Tuesday, November 20, 2007

Will Sarko beat the unions?

In the heart of Old Europe, an event of historic proportions. French President Nicolas Sarkozy is attempting to face down the unions that have held French democracy hostage for over a century. Shortly after coming to power this past Summer, Sarkozy made it clear he would have to break union power in order to reform France. Now the transit workers are striking France, costing the country roughly $500 million a day. According to the International Herald Tribune, these are the facts:

Sarkozy: "We will not surrender and we will not retreat.
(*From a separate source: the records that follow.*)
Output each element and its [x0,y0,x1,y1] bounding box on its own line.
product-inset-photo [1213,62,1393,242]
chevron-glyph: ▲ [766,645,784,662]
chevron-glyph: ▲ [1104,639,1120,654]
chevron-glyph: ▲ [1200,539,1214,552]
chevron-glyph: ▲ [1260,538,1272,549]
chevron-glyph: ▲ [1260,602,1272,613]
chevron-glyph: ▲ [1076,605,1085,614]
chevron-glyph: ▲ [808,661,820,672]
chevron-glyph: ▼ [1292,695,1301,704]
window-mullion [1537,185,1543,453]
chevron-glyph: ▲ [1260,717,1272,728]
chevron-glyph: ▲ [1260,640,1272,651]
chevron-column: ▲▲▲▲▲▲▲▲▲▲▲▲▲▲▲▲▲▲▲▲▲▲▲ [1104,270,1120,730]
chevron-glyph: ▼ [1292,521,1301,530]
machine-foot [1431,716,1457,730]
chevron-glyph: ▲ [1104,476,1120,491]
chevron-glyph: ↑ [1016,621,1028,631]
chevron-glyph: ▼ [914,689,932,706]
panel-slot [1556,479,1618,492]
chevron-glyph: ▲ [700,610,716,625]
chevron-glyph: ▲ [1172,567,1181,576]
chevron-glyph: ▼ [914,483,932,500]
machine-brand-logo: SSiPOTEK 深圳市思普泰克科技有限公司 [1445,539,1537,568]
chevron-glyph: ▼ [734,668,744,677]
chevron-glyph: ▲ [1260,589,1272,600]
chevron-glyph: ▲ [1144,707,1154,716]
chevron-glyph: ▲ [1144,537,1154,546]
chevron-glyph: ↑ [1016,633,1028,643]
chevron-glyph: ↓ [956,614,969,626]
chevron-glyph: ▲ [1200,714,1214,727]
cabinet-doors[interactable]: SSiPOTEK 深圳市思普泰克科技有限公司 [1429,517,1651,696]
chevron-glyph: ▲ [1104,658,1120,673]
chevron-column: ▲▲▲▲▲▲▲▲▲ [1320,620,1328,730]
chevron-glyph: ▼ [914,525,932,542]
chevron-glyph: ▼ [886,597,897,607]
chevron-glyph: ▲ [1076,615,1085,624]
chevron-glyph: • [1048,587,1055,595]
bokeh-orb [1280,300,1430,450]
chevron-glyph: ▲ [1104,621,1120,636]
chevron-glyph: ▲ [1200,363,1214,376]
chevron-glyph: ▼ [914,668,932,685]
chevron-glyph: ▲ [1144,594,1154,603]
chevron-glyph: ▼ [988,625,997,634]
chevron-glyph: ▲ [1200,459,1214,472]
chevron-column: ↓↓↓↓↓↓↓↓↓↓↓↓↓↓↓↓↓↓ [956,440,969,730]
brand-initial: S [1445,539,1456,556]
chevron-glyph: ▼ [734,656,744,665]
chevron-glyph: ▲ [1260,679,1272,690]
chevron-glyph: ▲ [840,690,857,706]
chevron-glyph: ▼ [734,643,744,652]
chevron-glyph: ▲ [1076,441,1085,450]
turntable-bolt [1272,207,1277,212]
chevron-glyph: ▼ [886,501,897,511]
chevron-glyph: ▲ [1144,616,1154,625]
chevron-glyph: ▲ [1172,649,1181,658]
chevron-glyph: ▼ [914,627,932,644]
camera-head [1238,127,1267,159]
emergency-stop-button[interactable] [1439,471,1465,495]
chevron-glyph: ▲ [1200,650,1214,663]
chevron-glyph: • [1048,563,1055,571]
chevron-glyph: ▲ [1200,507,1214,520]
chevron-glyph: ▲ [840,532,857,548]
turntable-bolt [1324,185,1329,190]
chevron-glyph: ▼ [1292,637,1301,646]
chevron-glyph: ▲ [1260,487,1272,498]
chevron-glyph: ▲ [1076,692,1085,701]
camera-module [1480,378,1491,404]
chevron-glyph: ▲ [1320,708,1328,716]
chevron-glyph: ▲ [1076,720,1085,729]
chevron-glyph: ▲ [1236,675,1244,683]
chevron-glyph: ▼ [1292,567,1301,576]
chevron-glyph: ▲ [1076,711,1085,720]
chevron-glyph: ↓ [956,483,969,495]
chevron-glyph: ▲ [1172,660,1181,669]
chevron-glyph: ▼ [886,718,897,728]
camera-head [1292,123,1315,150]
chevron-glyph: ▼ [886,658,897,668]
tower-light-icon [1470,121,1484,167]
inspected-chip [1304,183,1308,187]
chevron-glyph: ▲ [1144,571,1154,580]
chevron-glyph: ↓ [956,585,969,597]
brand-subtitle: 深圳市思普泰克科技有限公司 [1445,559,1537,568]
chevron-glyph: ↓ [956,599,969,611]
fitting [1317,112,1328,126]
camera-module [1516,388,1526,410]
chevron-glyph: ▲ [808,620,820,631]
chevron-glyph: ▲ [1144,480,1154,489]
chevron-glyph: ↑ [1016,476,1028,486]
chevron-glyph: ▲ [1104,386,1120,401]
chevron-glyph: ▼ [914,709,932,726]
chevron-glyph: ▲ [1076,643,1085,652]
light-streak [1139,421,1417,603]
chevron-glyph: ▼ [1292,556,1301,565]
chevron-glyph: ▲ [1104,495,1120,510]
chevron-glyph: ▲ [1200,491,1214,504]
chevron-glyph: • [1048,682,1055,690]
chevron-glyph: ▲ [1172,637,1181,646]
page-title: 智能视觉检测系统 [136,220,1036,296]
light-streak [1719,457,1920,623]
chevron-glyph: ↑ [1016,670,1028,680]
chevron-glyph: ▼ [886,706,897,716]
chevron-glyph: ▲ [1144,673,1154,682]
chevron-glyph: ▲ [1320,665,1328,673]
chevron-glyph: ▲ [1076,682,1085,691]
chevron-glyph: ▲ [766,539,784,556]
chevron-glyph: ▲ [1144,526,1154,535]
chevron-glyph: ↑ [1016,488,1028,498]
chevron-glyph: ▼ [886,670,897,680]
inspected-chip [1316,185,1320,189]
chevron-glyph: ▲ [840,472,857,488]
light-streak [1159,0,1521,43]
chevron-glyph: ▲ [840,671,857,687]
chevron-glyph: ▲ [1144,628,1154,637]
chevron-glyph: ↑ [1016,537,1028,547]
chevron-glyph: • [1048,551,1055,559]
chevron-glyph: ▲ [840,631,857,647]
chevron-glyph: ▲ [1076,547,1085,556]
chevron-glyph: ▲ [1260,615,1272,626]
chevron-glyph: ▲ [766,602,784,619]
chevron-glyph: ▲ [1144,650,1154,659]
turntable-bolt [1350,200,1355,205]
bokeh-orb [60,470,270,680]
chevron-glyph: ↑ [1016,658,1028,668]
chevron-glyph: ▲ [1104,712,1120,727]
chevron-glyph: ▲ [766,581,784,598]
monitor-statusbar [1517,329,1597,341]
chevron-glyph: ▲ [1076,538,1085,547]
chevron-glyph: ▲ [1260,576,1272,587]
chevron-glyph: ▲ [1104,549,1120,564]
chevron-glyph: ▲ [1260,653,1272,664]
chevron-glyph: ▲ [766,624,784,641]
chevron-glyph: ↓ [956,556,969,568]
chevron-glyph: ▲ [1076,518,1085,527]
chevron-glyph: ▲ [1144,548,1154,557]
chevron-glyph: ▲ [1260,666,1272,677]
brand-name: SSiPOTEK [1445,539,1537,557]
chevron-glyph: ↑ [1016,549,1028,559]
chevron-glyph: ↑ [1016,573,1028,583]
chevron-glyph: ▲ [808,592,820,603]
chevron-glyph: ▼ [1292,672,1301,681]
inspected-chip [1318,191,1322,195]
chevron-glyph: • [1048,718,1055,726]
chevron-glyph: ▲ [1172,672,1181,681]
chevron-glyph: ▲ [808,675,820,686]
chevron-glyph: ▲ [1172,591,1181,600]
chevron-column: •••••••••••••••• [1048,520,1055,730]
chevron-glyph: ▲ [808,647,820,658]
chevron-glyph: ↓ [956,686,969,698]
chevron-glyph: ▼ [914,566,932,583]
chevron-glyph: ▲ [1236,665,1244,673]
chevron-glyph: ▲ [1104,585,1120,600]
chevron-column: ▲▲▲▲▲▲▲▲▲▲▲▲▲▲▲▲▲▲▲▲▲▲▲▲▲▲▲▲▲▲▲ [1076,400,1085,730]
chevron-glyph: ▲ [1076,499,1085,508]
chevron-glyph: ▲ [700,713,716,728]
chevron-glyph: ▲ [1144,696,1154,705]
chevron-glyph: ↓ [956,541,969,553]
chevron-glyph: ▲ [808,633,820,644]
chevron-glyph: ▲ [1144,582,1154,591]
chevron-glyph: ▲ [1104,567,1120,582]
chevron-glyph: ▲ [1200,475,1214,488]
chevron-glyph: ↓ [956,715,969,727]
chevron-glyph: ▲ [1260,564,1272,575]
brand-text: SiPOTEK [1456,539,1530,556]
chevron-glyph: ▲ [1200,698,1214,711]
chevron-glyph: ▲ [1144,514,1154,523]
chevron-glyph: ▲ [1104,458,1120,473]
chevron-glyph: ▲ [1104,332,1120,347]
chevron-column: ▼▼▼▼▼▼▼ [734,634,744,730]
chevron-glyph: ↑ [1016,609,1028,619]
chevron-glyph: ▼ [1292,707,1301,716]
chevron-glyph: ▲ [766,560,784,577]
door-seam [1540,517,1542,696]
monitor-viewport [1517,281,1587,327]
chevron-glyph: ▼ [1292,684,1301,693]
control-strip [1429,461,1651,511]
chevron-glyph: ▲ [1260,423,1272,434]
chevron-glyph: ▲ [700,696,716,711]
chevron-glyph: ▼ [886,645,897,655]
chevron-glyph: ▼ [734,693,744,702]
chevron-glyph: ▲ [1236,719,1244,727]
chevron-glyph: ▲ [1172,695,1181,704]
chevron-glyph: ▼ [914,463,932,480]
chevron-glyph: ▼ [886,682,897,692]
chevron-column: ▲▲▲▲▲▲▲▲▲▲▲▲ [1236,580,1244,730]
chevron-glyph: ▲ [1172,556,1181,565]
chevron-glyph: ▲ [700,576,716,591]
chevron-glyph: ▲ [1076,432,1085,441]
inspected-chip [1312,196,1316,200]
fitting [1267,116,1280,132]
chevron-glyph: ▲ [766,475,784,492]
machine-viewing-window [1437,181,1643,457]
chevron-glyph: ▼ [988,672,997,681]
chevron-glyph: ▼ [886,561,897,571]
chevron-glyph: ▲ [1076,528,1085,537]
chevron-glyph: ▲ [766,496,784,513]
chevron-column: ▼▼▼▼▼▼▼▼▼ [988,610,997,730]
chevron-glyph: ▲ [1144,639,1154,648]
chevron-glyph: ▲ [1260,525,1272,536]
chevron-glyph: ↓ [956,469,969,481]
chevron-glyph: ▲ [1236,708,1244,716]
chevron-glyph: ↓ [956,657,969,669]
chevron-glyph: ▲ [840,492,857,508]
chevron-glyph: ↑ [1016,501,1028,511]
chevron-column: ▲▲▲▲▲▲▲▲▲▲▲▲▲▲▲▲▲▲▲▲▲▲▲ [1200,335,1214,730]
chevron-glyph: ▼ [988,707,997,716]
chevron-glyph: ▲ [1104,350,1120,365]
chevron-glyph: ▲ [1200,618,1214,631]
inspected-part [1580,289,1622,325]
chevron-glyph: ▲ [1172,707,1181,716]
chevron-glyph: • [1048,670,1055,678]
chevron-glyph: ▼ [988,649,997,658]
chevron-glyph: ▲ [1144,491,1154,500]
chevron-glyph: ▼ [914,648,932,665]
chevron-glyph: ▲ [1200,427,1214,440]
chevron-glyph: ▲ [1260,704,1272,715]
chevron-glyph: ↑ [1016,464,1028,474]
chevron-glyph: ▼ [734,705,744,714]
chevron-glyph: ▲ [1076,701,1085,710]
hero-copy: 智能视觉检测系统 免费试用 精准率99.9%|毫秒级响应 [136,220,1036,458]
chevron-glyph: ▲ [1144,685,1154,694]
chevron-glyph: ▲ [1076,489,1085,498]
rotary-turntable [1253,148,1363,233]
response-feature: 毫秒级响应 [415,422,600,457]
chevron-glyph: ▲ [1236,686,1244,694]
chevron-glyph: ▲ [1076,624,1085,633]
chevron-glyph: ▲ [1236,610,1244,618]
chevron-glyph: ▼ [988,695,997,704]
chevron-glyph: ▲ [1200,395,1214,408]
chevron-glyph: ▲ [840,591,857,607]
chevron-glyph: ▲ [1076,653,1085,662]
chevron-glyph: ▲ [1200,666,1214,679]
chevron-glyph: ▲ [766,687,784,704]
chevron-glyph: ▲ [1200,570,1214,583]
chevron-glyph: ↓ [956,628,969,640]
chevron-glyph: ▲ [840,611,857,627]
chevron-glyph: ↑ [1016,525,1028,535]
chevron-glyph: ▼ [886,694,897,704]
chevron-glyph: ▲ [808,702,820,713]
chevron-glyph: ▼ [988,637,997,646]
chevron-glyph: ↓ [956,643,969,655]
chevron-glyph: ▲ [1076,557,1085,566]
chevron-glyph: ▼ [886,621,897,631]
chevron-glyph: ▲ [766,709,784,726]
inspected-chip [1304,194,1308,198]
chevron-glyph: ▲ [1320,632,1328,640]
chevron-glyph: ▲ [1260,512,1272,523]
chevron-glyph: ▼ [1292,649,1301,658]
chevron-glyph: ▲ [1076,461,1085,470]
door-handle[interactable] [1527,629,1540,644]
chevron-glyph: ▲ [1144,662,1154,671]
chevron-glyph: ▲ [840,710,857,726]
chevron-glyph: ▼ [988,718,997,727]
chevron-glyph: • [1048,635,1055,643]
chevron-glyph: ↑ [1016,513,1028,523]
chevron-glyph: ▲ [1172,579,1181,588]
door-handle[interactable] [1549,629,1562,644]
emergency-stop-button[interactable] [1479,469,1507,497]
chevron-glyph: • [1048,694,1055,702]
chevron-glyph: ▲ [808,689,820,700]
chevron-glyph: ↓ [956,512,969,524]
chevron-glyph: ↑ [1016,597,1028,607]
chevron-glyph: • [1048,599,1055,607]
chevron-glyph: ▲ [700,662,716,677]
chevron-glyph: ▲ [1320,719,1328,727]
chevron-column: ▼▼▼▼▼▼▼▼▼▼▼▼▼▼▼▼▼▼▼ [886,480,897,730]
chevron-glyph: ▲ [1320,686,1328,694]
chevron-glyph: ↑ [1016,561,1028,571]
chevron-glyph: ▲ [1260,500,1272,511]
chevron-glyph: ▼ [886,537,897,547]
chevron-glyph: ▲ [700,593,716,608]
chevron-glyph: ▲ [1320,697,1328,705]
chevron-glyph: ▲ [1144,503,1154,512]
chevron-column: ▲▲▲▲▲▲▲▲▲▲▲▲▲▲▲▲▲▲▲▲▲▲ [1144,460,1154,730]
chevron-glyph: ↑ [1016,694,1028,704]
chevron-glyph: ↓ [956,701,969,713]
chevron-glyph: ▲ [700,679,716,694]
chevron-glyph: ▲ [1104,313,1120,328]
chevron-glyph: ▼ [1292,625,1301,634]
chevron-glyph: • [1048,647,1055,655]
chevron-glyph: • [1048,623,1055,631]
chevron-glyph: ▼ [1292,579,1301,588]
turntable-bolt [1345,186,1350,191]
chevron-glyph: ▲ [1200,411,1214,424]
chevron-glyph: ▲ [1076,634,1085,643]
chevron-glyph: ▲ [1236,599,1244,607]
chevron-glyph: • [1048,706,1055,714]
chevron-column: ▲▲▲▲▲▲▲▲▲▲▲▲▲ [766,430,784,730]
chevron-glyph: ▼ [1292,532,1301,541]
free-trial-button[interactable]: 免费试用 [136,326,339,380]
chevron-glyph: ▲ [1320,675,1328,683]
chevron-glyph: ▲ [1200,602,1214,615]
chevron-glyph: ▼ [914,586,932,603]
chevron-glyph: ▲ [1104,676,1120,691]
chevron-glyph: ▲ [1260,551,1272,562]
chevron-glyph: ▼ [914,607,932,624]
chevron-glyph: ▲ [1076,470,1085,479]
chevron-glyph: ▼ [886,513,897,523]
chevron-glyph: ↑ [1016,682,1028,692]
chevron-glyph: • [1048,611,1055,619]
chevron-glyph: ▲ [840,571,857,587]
France needs reforms to meet the challenges imposed on it by the world.” Sarkozy warned that the walkout must halt before it brought "the economy to its knees," and he cited the millions of French people who "are exasperated by being held hostage. . . You have to think of all those who have to go to work."

The strikers: railroad, subway and bus workers; energy workers and employees at the Paris Opera; air traffic controllers; newspaper printers; primary and high school teachers; firefighters, weather-service employees and staff of the Bank of France. Threatening to go out: Air France pilots.

How it’s going: demonstrators mobilized about 30% of the 2.5 million civil service employees. There were signs train workers were going back to work—fewer than 30% of the workers for the national railroad, SNCF, and the Paris transport network, RATP, were absent Tuesday, compared with 61.5% on last week’s walkout opening day.